Almost 30% of marketers say they plan to increase their workforce over the next three months, according to the new IPA Bellwether; however, some were not so confident as concerns over Brexit and consumer confidence mount up.


The jobs market for the marketing industry took a hit in Q1, compared to the previous year, over concerns over challenging market conditions and the ability to recruit the right staff.

According to the IPA’s latest Bellwether report, 29.4% of respondents said they expected employee numbers to rise over the next three months, reflecting marketers’ general optimism about their own company financial prospects, ongoing sales wins and capacity pressures.

However, while 55.4% said they didn’t think there would be any change, 15.2% expected to see a decline in numbers, resulting in a net balance of +14.2% of respondents anticipating growth.

While this is higher than the previous survey’s +13.6%, it is lower than the figures recorded throughout the first three quarters of 2017, which peaked in Q2 with a net balance of +18.2%.

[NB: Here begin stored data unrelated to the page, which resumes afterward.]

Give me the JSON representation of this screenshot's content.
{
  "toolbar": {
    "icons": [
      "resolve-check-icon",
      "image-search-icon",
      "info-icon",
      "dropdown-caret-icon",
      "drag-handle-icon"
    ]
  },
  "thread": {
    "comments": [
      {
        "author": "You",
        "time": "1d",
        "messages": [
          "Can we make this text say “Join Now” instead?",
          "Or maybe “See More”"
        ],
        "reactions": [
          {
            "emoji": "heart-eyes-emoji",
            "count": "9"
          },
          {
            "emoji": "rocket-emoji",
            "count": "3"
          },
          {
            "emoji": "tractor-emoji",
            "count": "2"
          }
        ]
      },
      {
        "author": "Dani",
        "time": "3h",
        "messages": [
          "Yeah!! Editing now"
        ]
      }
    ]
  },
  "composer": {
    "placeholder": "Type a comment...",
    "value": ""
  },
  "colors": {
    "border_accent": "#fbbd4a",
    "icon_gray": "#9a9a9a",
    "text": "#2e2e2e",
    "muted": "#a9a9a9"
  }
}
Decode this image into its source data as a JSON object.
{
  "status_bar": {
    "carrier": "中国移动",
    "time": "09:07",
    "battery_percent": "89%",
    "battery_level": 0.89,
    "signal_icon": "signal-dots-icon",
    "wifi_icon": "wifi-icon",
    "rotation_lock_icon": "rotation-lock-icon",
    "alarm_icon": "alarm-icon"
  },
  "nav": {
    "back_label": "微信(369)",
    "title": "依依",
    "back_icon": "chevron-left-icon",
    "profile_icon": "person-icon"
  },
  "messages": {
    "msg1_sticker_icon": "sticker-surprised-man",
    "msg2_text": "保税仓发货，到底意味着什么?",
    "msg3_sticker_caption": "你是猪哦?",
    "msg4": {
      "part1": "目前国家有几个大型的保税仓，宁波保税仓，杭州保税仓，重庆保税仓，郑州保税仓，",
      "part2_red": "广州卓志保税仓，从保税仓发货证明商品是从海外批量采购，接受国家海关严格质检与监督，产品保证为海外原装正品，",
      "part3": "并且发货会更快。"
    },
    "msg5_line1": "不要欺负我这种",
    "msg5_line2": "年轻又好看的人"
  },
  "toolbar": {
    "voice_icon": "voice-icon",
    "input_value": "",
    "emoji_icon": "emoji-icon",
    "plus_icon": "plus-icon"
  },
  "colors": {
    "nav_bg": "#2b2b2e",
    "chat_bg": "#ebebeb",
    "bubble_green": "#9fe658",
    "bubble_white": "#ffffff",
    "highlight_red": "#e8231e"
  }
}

The poorer outlook for jobs comes as marketing executives remain “pessimistic” over the industry’s financial prospects. A net balance of -13.6% are concerned about growth, down from -12.1% in the preceding quarter and the worst result since the end of 2016.

And the IPA’s estimate for ad budget growth in 2018 is “historically muted”, with predictions of just a 0.8% increase, down from 1.7% in 2017. There are ongoing concerns about Brexit-related uncertainties and pressures on household finances, which are expected to hit consumer spending and therefore ad spend.

But in a spot of good news, new figures from the Office for National Statistics show that unemployment in the three months to the end of February fell to its lowest rate since 1975 at 4.2%, declining by 16,000 to 1.42 million.

Between December 2017 and February 2018 there were 32.26 million people in work, 55,000 more than for September to November 2017 and 427,000 more than for a year earlier.

The stats also suggest that the year-long squeeze on wages might finally be coming to an end: average UK wages were up by 2.8% in February, below the 3% expected but higher than the inflation rate for the first time since early 2017. This raises the prospect that the Bank of England could increase interest rates when it next meets in May.